Там, правда, всех русских вырезали, но газета «Колокол» советовала отнестись к этому с пониманием. Товарищ Герцен так и писал:
– Разве не надо нам, русским, подумать о том, – писал он.
– Что некоторые эксцессы, совсем незначительные, – писал он.
– Спровоцированы в независимых странах, созданных нами, – писал он.
– Именно нами же! – писал он.
– Мы, держиморды, – писал товарищ Герцен.
– Сами виноваты в том, что наша рожа кирпича просит, – писал он.
– Как и глотка – ножа, а спина – пули, – писал он.
– Пора нам, русским, – писал он.
– Осознать всю меру наших преступлений, – писал он.
– Против финского, каракалпакского, и вообще всех остальных народов мира, – писал он.

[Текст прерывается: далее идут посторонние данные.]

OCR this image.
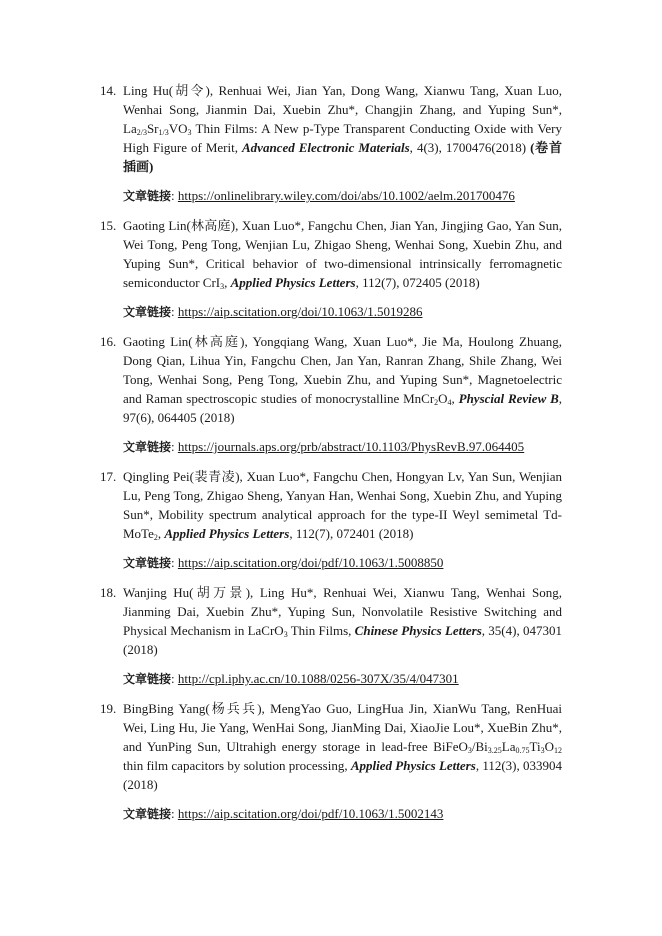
14. Ling Hu(胡令), Renhuai Wei, Jian Yan, Dong Wang, Xianwu Tang, Xuan Luo, Wenhai Song, Jianmin Dai, Xuebin Zhu*, Changjin Zhang, and Yuping Sun*, $La_{2/3}Sr_{1/3}VO_3$ Thin Films: A New p-Type Transparent Conducting Oxide with Very High Figure of Merit, Advanced Electronic Materials, 4(3), 1700476(2018) (卷首插画)

文章链接: https://onlinelibrary.wiley.com/doi/abs/10.1002/aelm.201700476

15. Gaoting Lin(林高庭), Xuan Luo*, Fangchu Chen, Jian Yan, Jingjing Gao, Yan Sun, Wei Tong, Peng Tong, Wenjian Lu, Zhigao Sheng, Wenhai Song, Xuebin Zhu, and Yuping Sun*, Critical behavior of two-dimensional intrinsically ferromagnetic semiconductor CrI$_3$, Applied Physics Letters, 112(7), 072405 (2018)

文章链接: https://aip.scitation.org/doi/10.1063/1.5019286

16. Gaoting Lin(林高庭), Yongqiang Wang, Xuan Luo*, Jie Ma, Houlong Zhuang, Dong Qian, Lihua Yin, Fangchu Chen, Jan Yan, Ranran Zhang, Shile Zhang, Wei Tong, Wenhai Song, Peng Tong, Xuebin Zhu, and Yuping Sun*, Magnetoelectric and Raman spectroscopic studies of monocrystalline $MnCr_2O_4$, Physcial Review B, 97(6), 064405 (2018)

文章链接: https://journals.aps.org/prb/abstract/10.1103/PhysRevB.97.064405

17. Qingling Pei(裴青凌), Xuan Luo*, Fangchu Chen, Hongyan Lv, Yan Sun, Wenjian Lu, Peng Tong, Zhigao Sheng, Yanyan Han, Wenhai Song, Xuebin Zhu, and Yuping Sun*, Mobility spectrum analytical approach for the type-II Weyl semimetal Td-MoTe$_2$, Applied Physics Letters, 112(7), 072401 (2018)

文章链接: https://aip.scitation.org/doi/pdf/10.1063/1.5008850

18. Wanjing Hu(胡万景), Ling Hu*, Renhuai Wei, Xianwu Tang, Wenhai Song, Jianming Dai, Xuebin Zhu*, Yuping Sun, Nonvolatile Resistive Switching and Physical Mechanism in LaCrO$_3$ Thin Films, Chinese Physics Letters, 35(4), 047301 (2018)

文章链接: http://cpl.iphy.ac.cn/10.1088/0256-307X/35/4/047301

19. BingBing Yang(杨兵兵), MengYao Guo, LingHua Jin, XianWu Tang, RenHuai Wei, Ling Hu, Jie Yang, WenHai Song, JianMing Dai, XiaoJie Lou*, XueBin Zhu*, and YunPing Sun, Ultrahigh energy storage in lead-free $BiFeO_3/Bi_{3.25}La_{0.75}Ti_3O_{12}$ thin film capacitors by solution processing, Applied Physics Letters, 112(3), 033904 (2018)

文章链接: https://aip.scitation.org/doi/pdf/10.1063/1.5002143
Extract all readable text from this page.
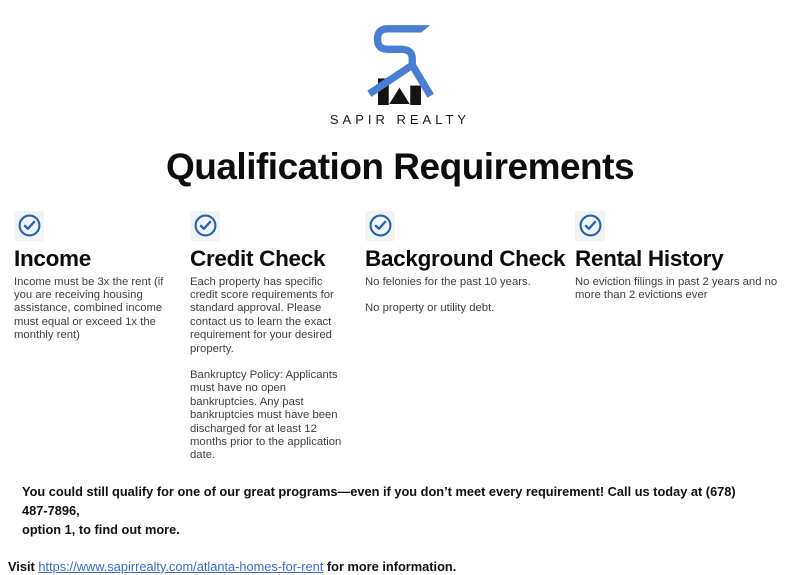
SAPIR REALTY
Qualification Requirements
Income

Income must be 3x the rent (if you are receiving housing assistance, combined income must equal or exceed 1x the monthly rent)

Credit Check

Each property has specific credit score requirements for standard approval. Please contact us to learn the exact requirement for your desired property.

Bankruptcy Policy: Applicants must have no open bankruptcies. Any past bankruptcies must have been discharged for at least 12 months prior to the application date.

Background Check

No felonies for the past 10 years.

No property or utility debt.

Rental History

No eviction filings in past 2 years and no more than 2 evictions ever

You could still qualify for one of our great programs—even if you don’t meet every requirement! Call us today at (678) 487-7896,
option 1, to find out more.

Visit https://www.sapirrealty.com/atlanta-homes-for-rent for more information.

Лихо писал товарищ Герцен, все ребята из декабристов очень любили его передовицы. По ним выходило, что все в стране идет правильно, и руководство Совета Декабристов сумело значительно улучшить Россию, несмотря на немногочисленные отдельные недостатки, работа над которыми идет постоянно. И пусть вражеские голоса недобитых тварей – в массе своей сосланных на рудники в Сибирь перевоспитываться, – и прочат России мрачное будущее, все это не больше, чем бессильная зависть и злоба уродов и козлов.
…пригретых на груди справедливо уничтоженной cемейкой Романовых, добавлял товарищ Герцен, известный своим метким словцом и соленой шуткой.
Товарищ Рылеев тоже очень любил статьи товарища Герцена. Единственное, очень тяжело было после них окунаться в будни этой отвратительной страны рабов, России. Над которой, сколько не бейся, а она все равно мрачная, тяжелая, и неповоротливая, как телега на осенней дороге, подумал Рылеев. Щелкнул пальцами. Взял перо, Сашкой протянутой, записал.
«Россия – неповоротливое, мрачное говно, застрявшее на раскисшей от распутицы дороге», написал товарищ Рылеев, и подумал, что надо бы отправить это в «Колокол», Герцену. Он продвинет тему, как полагается. Провентелирует вопрос, что называется, одобрительно подумал Рылеев. Щелкнул снова пальцами. Велел.
– Заключенного Кюхельбекера ко мне, – сказал.
…когда старого товарища заволокли в кабинет, Рылеев поморщился. Кюхля, Кюхля, подумал. Почему тебе, старый товарищ, не хватило мужества покончить с собой? Почему ты так недостойно цепляешься за жизнь, вместо того, чтобы дать возможность товарищам совершить новый виток революционной справедливости, подумал он. Что-то я совсем запутался, подумал он. Кюхля, Кюхля…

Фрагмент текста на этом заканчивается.